Multi-GPU for pre-trained model

JosAr · December 16, 2025, 9:02am

Hi there,

I usually work with smaller models, but now have the following problem where I am unsure how to continue. I have a very large pre-trained model, which I want to run. The model is too large to fit on a single A100 with gradients for a single sample. Luckily I have multiple A100, so I want to split the model up on two GPUs. However, there are two difficulties:

The model is not sequential, since It has a very long skip connection. Also the architectures is quite complex with many sublayers of very different sizes.
I can not modify the underlying code of the model, since I only downloaded a pre-trained version, don’t have the resources to fully train it again (it was trained on roughly 5k A100-hours), and there is not even publicly available code.
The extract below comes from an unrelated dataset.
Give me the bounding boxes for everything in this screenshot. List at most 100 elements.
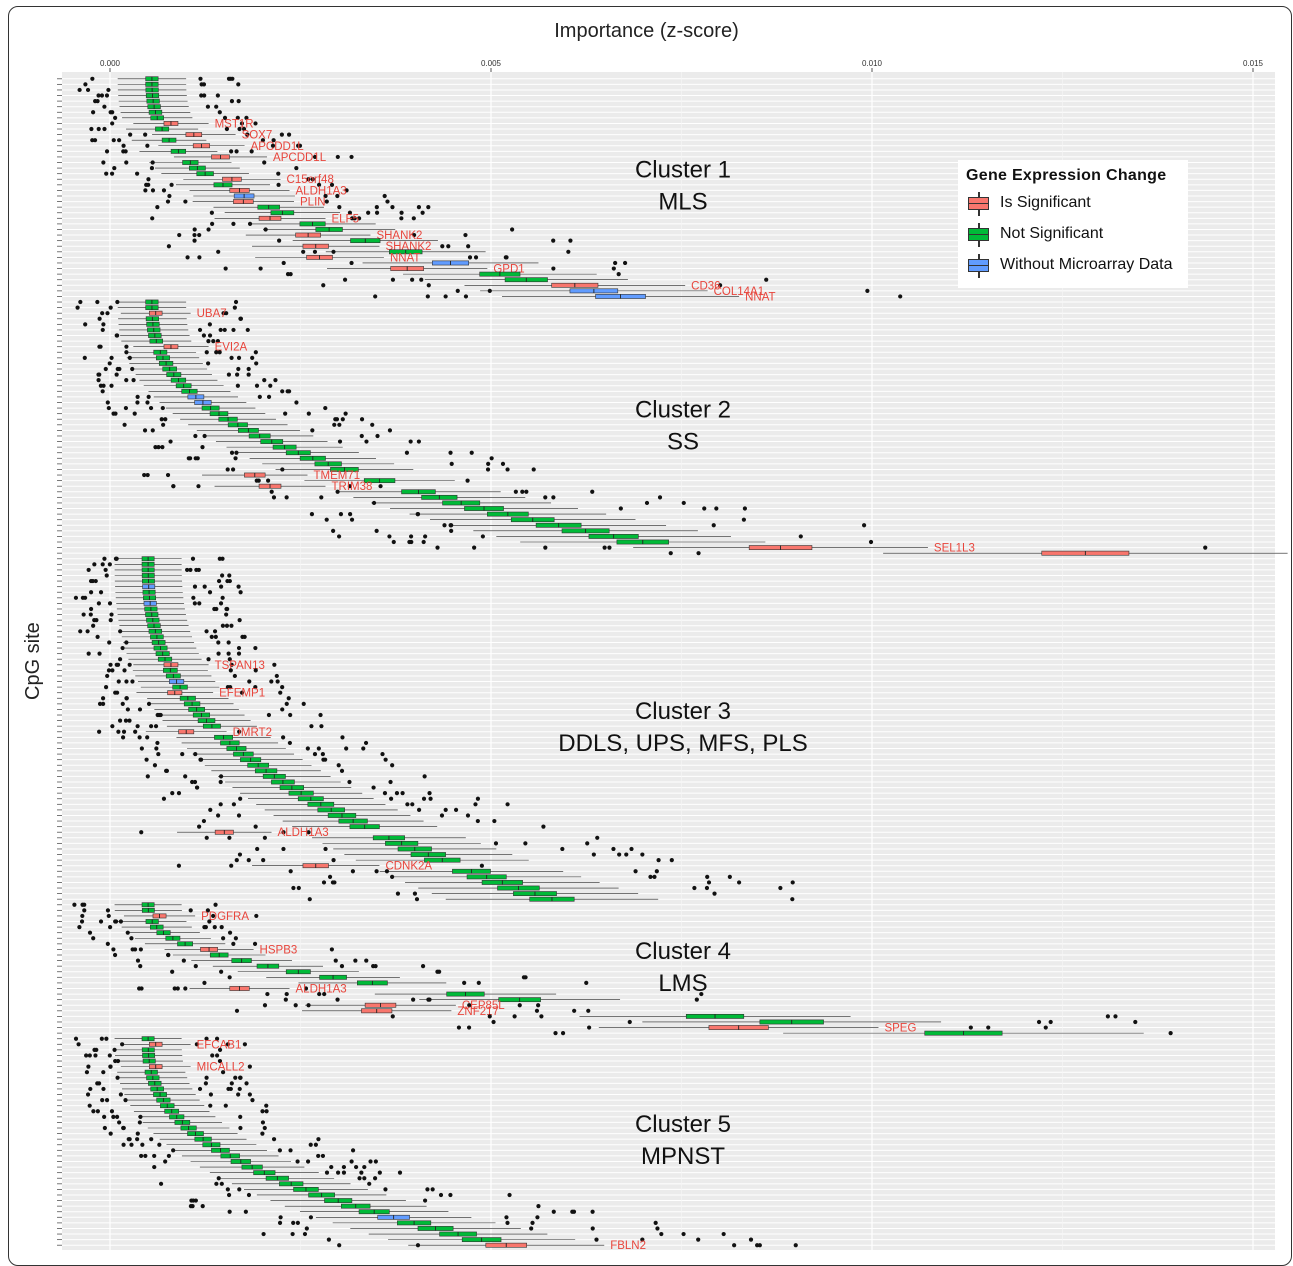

I would like to know if (and how) I can still execute a forward pass on my GPUs. I am thinking about

Pipeline-parallelism. But
1. Does that work even though there are skip connections? I think not, since it says explicitly in the docs ( Pipeline Parallelism — PyTorch 2.9 documentation ) that PipelineStage does not work with skip connections.
FSDP2
1. Do I need the definition of the model to do that?
2. It looks quite complicated. Maybe there is an easier way?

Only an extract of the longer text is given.